Thursday, October 11, 2007

Limitations of wait event analysis?

OK, so we have come full circle to know that hit ratio tuning doesn't work (for everything), and now wait event analysis has been deemed to have limitations...but what are they? I sense a *great* interview question coming on for a senior DBA position.

Quite frankly, there is no silver bullet in tuning. All that matters is how is your application performing. Can you risk walking down the hall to the restroom without a user "accidentally" tripping you on the way? Having said that, I do think wait event analysis is an excellent place to start.
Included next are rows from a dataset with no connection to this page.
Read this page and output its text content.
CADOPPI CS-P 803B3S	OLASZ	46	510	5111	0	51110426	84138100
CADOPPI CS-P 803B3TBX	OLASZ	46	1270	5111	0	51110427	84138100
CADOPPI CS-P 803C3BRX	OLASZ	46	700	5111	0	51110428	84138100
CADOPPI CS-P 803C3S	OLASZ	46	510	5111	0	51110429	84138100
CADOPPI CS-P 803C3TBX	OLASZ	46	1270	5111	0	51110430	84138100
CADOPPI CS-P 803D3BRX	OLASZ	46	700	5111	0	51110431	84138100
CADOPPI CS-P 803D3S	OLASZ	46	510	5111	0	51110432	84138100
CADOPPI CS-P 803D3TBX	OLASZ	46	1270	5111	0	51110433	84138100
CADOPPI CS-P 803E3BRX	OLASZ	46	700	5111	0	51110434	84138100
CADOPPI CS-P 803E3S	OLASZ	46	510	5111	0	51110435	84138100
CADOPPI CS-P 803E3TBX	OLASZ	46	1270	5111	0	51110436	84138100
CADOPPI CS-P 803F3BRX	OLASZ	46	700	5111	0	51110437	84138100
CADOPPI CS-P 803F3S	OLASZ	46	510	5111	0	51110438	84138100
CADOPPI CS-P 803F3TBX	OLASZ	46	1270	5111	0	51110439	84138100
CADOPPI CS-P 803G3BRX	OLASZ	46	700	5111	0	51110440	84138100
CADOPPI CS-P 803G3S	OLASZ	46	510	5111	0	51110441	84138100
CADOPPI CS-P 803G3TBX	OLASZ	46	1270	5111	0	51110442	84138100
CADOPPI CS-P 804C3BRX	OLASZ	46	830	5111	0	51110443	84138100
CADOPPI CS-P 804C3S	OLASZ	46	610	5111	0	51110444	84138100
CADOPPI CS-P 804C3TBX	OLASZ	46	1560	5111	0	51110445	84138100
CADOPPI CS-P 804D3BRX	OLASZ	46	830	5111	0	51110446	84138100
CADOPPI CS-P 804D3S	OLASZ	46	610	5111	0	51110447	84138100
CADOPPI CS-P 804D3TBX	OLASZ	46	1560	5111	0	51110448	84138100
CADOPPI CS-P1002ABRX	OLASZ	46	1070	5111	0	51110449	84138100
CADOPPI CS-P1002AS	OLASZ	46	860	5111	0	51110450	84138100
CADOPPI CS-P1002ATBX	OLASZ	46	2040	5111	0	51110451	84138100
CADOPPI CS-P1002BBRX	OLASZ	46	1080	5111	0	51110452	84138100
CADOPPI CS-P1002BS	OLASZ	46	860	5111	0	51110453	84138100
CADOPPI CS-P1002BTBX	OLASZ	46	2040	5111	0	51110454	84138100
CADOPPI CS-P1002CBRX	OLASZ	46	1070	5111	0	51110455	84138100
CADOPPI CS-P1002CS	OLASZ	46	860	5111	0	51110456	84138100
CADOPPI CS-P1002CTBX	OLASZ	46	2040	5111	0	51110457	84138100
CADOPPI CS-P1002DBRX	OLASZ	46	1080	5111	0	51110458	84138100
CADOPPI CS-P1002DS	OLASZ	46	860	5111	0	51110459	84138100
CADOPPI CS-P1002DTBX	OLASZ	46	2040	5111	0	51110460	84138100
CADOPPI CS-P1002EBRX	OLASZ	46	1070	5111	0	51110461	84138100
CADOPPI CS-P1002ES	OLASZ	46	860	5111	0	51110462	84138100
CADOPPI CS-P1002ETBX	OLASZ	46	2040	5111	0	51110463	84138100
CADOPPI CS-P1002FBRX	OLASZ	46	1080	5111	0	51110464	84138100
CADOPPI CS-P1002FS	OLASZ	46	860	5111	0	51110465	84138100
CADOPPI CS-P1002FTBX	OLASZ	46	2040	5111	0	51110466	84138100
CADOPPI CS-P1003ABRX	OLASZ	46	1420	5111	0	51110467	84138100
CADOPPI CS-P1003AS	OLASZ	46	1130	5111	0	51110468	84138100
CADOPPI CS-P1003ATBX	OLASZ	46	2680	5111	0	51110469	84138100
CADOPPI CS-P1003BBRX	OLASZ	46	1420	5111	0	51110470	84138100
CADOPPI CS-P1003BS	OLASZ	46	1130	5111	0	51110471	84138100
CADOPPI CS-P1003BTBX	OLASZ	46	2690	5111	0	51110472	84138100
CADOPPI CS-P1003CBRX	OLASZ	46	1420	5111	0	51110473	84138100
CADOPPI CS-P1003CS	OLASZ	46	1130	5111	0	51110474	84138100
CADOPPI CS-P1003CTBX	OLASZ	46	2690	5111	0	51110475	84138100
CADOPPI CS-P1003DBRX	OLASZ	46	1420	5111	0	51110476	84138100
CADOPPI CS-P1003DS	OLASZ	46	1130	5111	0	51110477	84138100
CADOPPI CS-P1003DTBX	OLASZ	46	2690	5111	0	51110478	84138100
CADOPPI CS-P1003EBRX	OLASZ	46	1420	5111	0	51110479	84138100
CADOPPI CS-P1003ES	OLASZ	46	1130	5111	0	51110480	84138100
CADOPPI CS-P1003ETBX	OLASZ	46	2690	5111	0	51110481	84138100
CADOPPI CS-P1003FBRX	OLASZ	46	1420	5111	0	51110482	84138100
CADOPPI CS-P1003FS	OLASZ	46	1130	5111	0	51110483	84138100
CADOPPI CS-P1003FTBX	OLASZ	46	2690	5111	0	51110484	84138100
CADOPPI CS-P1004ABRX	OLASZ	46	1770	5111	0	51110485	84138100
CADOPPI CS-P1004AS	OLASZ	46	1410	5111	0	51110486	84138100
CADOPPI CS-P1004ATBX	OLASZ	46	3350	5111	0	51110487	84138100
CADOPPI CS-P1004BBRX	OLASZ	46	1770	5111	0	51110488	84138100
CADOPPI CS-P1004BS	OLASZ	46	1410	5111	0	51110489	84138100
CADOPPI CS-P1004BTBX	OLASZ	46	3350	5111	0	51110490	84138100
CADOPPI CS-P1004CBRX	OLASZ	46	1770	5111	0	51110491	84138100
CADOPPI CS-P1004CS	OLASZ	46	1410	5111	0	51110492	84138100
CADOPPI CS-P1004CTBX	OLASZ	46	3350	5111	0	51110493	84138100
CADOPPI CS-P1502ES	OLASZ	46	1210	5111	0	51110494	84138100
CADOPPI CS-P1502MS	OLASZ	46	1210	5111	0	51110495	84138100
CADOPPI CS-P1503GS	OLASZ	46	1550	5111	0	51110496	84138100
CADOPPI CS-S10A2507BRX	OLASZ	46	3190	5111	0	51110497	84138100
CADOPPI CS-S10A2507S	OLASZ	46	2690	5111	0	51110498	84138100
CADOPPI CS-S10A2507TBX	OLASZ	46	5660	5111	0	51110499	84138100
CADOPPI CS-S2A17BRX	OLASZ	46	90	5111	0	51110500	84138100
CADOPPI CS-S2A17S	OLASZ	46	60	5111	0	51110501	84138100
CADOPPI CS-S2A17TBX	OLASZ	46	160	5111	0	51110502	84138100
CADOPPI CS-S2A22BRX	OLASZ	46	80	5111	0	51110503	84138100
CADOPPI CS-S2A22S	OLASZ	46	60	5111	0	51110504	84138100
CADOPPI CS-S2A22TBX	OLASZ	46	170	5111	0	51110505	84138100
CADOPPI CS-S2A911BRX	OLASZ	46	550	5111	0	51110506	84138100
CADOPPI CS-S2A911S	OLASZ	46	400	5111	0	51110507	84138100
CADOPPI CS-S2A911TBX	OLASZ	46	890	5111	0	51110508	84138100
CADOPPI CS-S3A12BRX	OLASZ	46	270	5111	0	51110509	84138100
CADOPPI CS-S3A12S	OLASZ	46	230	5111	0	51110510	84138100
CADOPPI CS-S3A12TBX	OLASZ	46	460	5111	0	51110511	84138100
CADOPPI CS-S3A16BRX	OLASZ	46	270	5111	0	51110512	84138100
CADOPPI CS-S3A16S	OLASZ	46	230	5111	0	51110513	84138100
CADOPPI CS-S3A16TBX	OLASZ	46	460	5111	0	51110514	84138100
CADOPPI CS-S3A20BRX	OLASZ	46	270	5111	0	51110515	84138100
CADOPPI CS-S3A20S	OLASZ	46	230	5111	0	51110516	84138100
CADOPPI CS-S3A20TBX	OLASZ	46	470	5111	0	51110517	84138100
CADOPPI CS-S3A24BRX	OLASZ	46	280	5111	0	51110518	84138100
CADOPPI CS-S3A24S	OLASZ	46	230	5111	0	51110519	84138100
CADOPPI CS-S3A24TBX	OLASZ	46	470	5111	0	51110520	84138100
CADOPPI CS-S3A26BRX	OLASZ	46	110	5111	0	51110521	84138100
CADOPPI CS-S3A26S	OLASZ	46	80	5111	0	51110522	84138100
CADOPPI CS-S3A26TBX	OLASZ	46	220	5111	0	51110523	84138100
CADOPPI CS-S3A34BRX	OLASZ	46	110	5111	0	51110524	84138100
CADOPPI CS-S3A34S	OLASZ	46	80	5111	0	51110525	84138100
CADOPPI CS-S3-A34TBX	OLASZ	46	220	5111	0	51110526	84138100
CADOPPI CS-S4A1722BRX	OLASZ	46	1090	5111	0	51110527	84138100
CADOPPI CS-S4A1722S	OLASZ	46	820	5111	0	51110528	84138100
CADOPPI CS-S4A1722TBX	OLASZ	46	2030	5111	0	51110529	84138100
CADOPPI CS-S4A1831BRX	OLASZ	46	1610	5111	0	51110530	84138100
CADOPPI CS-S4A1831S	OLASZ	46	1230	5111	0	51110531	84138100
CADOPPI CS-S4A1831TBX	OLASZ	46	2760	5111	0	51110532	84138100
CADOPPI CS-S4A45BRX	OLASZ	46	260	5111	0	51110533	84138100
Humans measure most things by time..."the system is really slow today...", so analyzing the wait event interface is a great place to at least see what is, well...waiting :)

An example will be provided for where it is of good use. User A comes into DBA's cube, and says, "We installed a new version of the application software this weekend, and now the system is crawling."

The DBA immediately goes to his handy grid control interface, and runs ADDM for the last 30 minutes. He immediately sees that I/O is consuming nearly 60% of user time (db file scattered read). He looks at the top SQL, and sees there is an index that needs to be created. Voila, problem solved.

Now let's look at a different example. While being proactive one Thursday afternoon, the DBA reviewed the top waits of the past 60 days in his database. "What's this?! We have quadrupled our waits on "direct path read" in the last 30 days. What happened?!"

Since his restroom trips have proven largely uneventful in terms of being tripped, he checks other statistics. He finds a corresponding increase in "physical reads direct (lob)" over the same time period.

He finally drills down into the historical SQL detail, and finds a new statement that begin running 30 days ago (right after a software install). He compares the time spent performing I/O by the statement and it is almost perfectly correlated to his increase in direct path read waits. He finds it does an EXISTSNODE call on a cached XMLTYPE column. Instant answer! But where is the problem? There may or may not be one.